There is also the matter of the atrocious “winning” conduct of the U.S. in the four years of the Philippine war. The U.S. did not count Filipino casualties, but historians today estimate 16,000 deaths for the guerrilla army and civilian deaths between 200,000 and 1 million -- a horrifying toll. American tactics included massacres of civilians, “kill and burn” operations that resulted in the destruction of entire villages and starvation of the countryside that created the threat of famine, all exacerbated by a cholera epidemic.

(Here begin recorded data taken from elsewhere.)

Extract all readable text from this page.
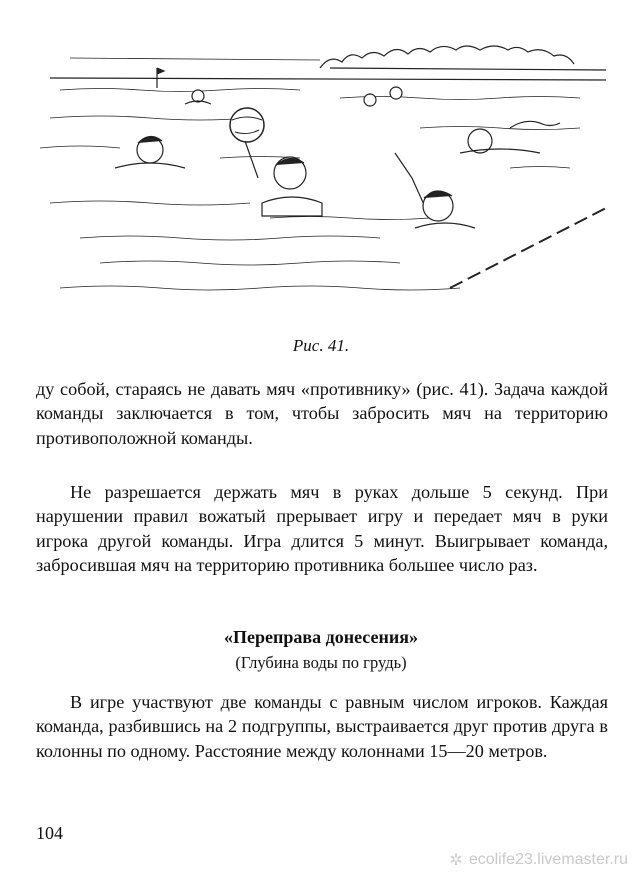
Рис. 41.
ду собой, стараясь не давать мяч «противнику» (рис. 41). Задача каждой команды заключается в том, чтобы забросить мяч на территорию противоположной команды.
Не разрешается держать мяч в руках дольше 5 секунд. При нарушении правил вожатый прерывает игру и передает мяч в руки игрока другой команды. Игра длится 5 минут. Выигрывает команда, забросившая мяч на территорию противника большее число раз.
«Переправа донесения»
(Глубина воды по грудь)
В игре участвуют две команды с равным числом игроков. Каждая команда, разбившись на 2 подгруппы, выстраивается друг против друга в колонны по одному. Расстояние между колоннами 15—20 метров.
104
✲ ecolife23.livemaster.ru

Most of those who consider the Philippines to be the “best-case scenario” for the U.S. in Iraq acknowledge that the fight at first was, in Boot’s words, “a long, hard, bloody slog” -- but they argue it was worth it because democracy followed.

But how successful was it? After the U.S. granted the commonwealth independence in 1946, two decades of instability ushered in the corrupt dictatorship of Ferdinand Marcos, whose 21-year rule, from 1965 to 1986, was marked by rampant human rights violations. It took a revolution -- albeit a peaceful one -- to end his regime.

U.S. history provides a much better model for the future of Iraq: the withdrawal from Vietnam. Yes, that withdrawal was followed by a lot of suffering, but nothing like what came before it, when Americans killed something like 3 million Vietnamese. Because the United States got out in 1975, Vietnam today is a much better place -- and so is the United States.